How the “Student Panic Industrial Complex” Works

Years later, the Oberlin dining hall controversy is still framed as an example of social justice warriors run amuck on college campuses

A student criticized the dining hall's rendition of bánh mì sandwiches at Oberlin. Then the New York Post got involved.
A student criticized the dining hall's rendition of bánh mì sandwiches at Oberlin. Then the New York Post got involved.
Jeff Gritchen/Digital First Media/Orange County Register via Getty Images

Back in 2015, a student in a journalism course at Oberlin college published a story in the student-run paper about dining hall food. Years later, it’s still referenced in certain corners of national media as an example of the fragility of college students on liberal arts campuses.

The original story, a critique of the dining hall’s allegedly appropriative international dishes penned by a Vietnamese student, caught the attention of the New York Post, which published a piece about the campus controversy under the headline “Students at Lena Dunham’s college offended by lack of fried chicken.” The Post article belittled the international students involved in the Oberlin piece, complaining of “gastronomically correct” students at the “ultra-liberal” university who filled the newspaper with snowflakey gripes.

The Post‘s derisive, exaggerated retelling of an article in a student newspaper spread throughout both right- and left-wing media, where journalists on both sides painted the controversy as an example of political frivolity running rampant among sensitive, privileged social justice warriors on college campuses.

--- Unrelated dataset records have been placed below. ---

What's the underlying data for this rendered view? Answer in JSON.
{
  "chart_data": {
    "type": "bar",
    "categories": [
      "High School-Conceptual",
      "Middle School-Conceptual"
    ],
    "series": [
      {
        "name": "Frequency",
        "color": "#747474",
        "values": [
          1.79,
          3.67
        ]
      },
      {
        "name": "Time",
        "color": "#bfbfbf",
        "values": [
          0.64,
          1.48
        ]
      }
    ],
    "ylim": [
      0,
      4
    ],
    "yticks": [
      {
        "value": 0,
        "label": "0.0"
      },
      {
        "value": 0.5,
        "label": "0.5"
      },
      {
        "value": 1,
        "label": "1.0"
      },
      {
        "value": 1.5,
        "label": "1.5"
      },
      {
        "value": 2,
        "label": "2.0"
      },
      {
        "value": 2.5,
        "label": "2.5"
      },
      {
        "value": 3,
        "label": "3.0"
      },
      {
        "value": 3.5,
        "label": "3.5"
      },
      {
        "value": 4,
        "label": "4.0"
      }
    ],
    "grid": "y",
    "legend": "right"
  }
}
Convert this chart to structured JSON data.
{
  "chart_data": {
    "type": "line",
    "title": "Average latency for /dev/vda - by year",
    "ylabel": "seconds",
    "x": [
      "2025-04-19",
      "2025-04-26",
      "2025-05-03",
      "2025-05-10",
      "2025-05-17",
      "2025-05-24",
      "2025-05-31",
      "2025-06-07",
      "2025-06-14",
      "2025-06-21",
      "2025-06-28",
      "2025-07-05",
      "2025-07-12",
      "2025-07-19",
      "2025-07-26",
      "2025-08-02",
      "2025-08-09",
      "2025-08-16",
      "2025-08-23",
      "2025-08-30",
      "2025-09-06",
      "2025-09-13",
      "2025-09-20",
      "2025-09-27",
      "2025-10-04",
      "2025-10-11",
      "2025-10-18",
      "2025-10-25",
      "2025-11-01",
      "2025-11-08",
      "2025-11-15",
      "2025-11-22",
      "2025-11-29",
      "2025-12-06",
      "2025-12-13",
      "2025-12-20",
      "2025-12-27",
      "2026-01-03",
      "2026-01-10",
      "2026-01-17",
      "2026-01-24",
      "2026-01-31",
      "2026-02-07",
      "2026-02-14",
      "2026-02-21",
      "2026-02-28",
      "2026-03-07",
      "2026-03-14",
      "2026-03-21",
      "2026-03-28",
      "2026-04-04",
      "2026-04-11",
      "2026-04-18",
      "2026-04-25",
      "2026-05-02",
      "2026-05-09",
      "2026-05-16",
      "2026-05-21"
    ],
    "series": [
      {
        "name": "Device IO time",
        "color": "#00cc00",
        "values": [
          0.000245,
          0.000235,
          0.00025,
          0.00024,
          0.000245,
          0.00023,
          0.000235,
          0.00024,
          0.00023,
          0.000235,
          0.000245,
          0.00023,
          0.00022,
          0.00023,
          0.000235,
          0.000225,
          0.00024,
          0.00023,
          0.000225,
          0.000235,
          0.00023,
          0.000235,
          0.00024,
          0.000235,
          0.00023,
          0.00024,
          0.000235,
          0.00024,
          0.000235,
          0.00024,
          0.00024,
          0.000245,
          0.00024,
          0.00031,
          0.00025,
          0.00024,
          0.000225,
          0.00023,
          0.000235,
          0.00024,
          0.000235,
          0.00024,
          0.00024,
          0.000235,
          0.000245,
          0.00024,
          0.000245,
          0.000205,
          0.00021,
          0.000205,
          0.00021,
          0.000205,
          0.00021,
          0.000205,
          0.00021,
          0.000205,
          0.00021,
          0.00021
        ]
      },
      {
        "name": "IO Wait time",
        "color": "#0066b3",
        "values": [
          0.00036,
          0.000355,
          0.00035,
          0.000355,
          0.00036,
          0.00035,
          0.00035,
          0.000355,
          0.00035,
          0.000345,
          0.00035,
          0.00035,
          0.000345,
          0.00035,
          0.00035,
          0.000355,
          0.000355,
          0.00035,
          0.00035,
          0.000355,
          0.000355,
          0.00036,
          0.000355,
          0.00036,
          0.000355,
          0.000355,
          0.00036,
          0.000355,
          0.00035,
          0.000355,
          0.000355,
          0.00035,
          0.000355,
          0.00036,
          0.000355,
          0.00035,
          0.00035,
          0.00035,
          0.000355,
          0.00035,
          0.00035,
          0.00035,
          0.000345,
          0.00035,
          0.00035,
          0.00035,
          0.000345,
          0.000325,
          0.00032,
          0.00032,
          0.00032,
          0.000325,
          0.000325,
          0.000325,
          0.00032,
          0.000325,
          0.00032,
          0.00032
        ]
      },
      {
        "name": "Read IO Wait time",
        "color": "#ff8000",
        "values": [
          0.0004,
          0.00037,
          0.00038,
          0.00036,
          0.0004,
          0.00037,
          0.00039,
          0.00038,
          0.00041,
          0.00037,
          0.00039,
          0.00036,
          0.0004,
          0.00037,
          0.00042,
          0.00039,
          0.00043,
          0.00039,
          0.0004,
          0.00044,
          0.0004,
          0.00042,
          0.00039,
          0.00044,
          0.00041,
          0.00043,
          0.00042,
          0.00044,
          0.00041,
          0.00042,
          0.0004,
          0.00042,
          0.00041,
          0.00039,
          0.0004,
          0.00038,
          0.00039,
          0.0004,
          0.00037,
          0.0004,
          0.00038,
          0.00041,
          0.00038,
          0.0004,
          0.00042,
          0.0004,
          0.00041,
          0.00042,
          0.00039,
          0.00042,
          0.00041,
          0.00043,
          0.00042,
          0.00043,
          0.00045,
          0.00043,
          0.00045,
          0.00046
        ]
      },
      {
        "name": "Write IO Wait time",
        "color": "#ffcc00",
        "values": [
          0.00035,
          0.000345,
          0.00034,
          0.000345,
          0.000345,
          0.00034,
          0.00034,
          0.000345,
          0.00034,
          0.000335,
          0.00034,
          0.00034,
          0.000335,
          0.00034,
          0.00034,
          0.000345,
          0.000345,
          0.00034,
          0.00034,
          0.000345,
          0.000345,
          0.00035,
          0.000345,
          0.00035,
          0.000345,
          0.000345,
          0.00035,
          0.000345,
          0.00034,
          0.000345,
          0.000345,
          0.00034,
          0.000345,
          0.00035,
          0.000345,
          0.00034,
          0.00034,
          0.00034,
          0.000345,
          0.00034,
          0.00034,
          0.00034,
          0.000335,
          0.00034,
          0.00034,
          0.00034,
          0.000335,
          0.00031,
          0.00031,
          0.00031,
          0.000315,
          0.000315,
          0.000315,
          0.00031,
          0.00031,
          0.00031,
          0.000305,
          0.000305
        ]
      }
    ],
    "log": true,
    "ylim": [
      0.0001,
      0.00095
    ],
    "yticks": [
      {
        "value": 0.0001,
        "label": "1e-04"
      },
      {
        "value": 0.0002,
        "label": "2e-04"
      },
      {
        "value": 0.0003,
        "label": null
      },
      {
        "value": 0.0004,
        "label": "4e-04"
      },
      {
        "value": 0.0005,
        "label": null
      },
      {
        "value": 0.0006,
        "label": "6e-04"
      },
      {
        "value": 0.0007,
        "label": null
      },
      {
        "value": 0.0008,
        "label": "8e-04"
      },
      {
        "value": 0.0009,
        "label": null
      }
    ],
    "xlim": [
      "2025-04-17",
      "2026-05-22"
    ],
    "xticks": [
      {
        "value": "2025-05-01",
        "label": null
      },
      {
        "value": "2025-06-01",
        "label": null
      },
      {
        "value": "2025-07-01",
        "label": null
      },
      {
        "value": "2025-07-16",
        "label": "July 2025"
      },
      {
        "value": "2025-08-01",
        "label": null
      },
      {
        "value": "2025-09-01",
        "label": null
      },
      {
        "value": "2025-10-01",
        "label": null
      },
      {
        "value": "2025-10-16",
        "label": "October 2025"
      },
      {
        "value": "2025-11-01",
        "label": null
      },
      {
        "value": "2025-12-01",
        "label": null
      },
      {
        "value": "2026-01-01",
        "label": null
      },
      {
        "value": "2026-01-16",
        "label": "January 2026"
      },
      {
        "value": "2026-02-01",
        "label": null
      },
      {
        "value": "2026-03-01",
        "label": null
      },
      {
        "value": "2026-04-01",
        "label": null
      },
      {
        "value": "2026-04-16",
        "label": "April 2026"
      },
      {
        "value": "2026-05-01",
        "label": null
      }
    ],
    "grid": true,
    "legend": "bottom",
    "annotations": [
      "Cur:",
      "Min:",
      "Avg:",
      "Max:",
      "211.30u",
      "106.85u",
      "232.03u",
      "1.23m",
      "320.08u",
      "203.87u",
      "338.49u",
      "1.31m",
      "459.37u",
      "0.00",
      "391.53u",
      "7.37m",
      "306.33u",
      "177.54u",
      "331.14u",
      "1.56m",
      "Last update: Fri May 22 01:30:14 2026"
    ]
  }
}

Almost five years later, Vox’s Zack Beauchamp has revisited the controversy, outing the media frenzy that erupted around a student newspaper article as an example of what he’s dubbed the “student panic industrial complex.”

According to Beauchamp, this media effect occurs when “minor college campus controversies involving diversity and/or free speech get breathlessly reported by the right-wing press, laundered into the mainstream by click-hungry neutral outlets, and eventually become fodder for breathless takes from conservatives and moderate liberals about the supposed authoritarianism of Kids Today and their ‘woke’ ideology.”

In conversation with another recent article the Chronicle of Higher Education published dissecting the reality of the 2015 Oberlin dining hall controversy from the subsequent media explosion, Beauchamp frames the story as an example of media’s unhealthy relationship with college campuses: “It’s the story, in miniature, of how the student panic industrial complex warps our debate and how it causes us to obsess over things that don’t matter, a distraction we can scarcely afford given the very real problems facing the country at this particular moment in time.”